FIG. 1 is a diagram showing a rotor structure of a first embodiment.

FIG. 2 is a sectional view taken along the line AA of FIG.

FIG. 3 is an exploded view in which a part of the laminated core shown in FIG. 2 is partially enlarged.

FIG. 4 is a diagram for explaining an eccentric force of each iron core single plate.

FIG. 5 is a diagram for explaining an eccentric force of each iron core single plate.

FIG. 6 is a diagram showing the relationship between the number of core single plates constituting the laminated core and the runout of the rotary shaft.

FIG. 7 is a diagram showing a rotor structure of a second embodiment.

FIG. 8 is a partially enlarged view showing a part of the laminated core shown in FIG.

FIG. 9 is a diagram showing another example of the rotor structure of the second embodiment.

FIG. 10 is a partial enlarged view showing a part of the laminated core shown in FIG.

[Explanation of symbols]

 10 Laminated Core 12 Iron Core Single Plate 14 Slot 16 Core Teeth 18 Recess for Fitting Position 20 Through Hole 22 Shaft Hole 50 Rotating Shaft

 ─────────────────────────────────────────────────── ─── Continuation of the front page (72) Inventor Masaaki Shimizu 390 Umeda, Kosai City, Shizuoka Prefecture Asmo Stock Association In-house

Claims (4)

[Claims] 1. A rotor structure comprising: a laminated core in which a plurality of core single plates formed by punching out a metal material are laminated while being rotated at a predetermined angle; and a rotary shaft press-fitted into the laminated core.

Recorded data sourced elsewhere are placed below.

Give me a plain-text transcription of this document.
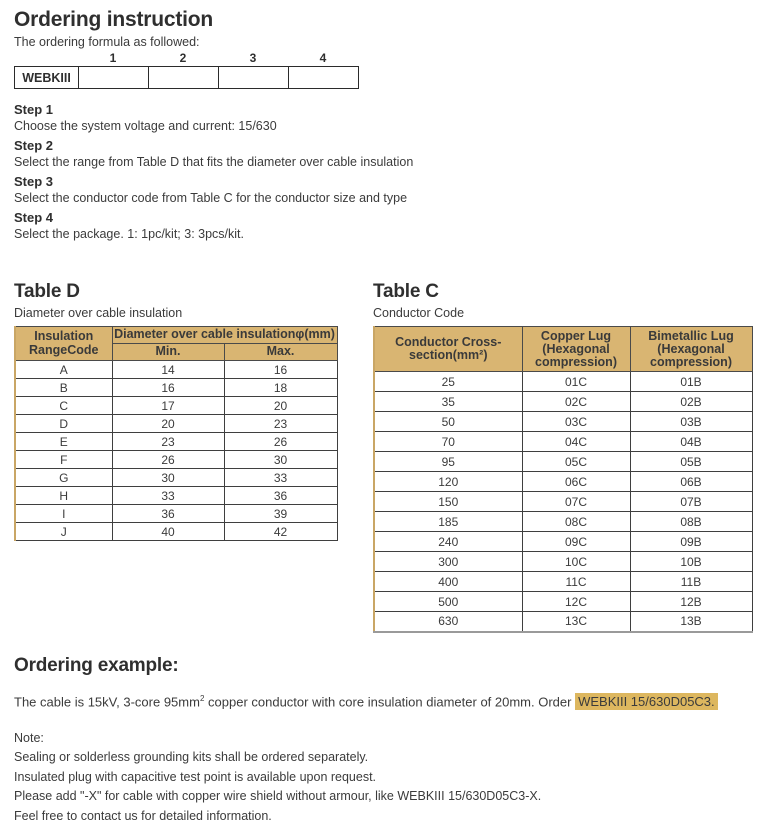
Ordering instruction

The ordering formula as followed:

1	2	3	4
WEBKIII				

Step 1

Choose the system voltage and current: 15/630

Step 2

Select the range from Table D that fits the diameter over cable insulation

Step 3

Select the conductor code from Table C for the conductor size and type

Step 4

Select the package. 1: 1pc/kit; 3: 3pcs/kit.

Table D

Diameter over cable insulation

Insulation
RangeCode	Diameter over cable insulationφ(mm)	
	Min.	Max.
A	14	16
B	16	18
C	17	20
D	20	23
E	23	26
F	26	30
G	30	33
H	33	36
I	36	39
J	40	42
Table C

Conductor Code

Conductor Cross-section(mm²)	Copper Lug (Hexagonal compression)	Bimetallic Lug (Hexagonal compression)
25	01C	01B
35	02C	02B
50	03C	03B
70	04C	04B
95	05C	05B
120	06C	06B
150	07C	07B
185	08C	08B
240	09C	09B
300	10C	10B
400	11C	11B
500	12C	12B
630	13C	13B
Ordering example:

The cable is 15kV, 3-core $95mm^2$ copper conductor with core insulation diameter of 20mm. Order WEBKIII 15/630D05C3.

Note:

Sealing or solderless grounding kits shall be ordered separately.

Insulated plug with capacitive test point is available upon request.

Please add "-X" for cable with copper wire shield without armour, like WEBKIII 15/630D05C3-X.

Feel free to contact us for detailed information.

The number of the core single plates constituting the laminated core is set to an integer multiple of the number of slots N, and each of the core single plates is laminated while shifting the angle by dividing 360 degrees by the number of slots N, and A rotor structure for a rotary electric machine having a laminated core, wherein the core single plate is fitted to the rotary shaft by forming the inner diameter of the shaft hole smaller than the outer diameter of the rotary shaft. 2. A rotor structure comprising: a laminated core in which a plurality of core single plates formed by punching out a metal material are laminated while rotating at a predetermined angle; and a rotary shaft press-fitted into the laminated core. The number of the core single plates constituting the laminated core is set to an integer multiple of the number of slots N, and each of the core single plates is set to 3
Lamination is performed by shifting an angle obtained by dividing 60 degrees by a divisor of the number of slots N, and the inner diameter of the shaft hole of the laminated single plate is formed smaller than the outer diameter of the rotary shaft, thereby forming the core single plate and the core single plate. A rotor structure for a rotary electric machine having a laminated core, characterized by being fitted to a rotary shaft. 3. The iron core veneer according to claim 1 or 2, wherein the iron core veneer is rotated together as a set of two or more adjacent sheets, and A rotary electric machine having a laminated core, wherein the number of slots is an integer multiple of the slot number N or an integer multiple of a divisor of the slot number N is further multiplied by the number of iron core single plates constituting the set. Rotor structure. 4. The laminated core according to any one of claims 1 to 3, wherein the laminated core further includes one or a plurality of iron core veneers, which are fractions, and a shaft hole of the iron core veneer having the fractions. A rotor structure for a rotary electric machine having a laminated core, wherein an inner diameter of the rotor is formed larger than an outer diameter of the rotary shaft.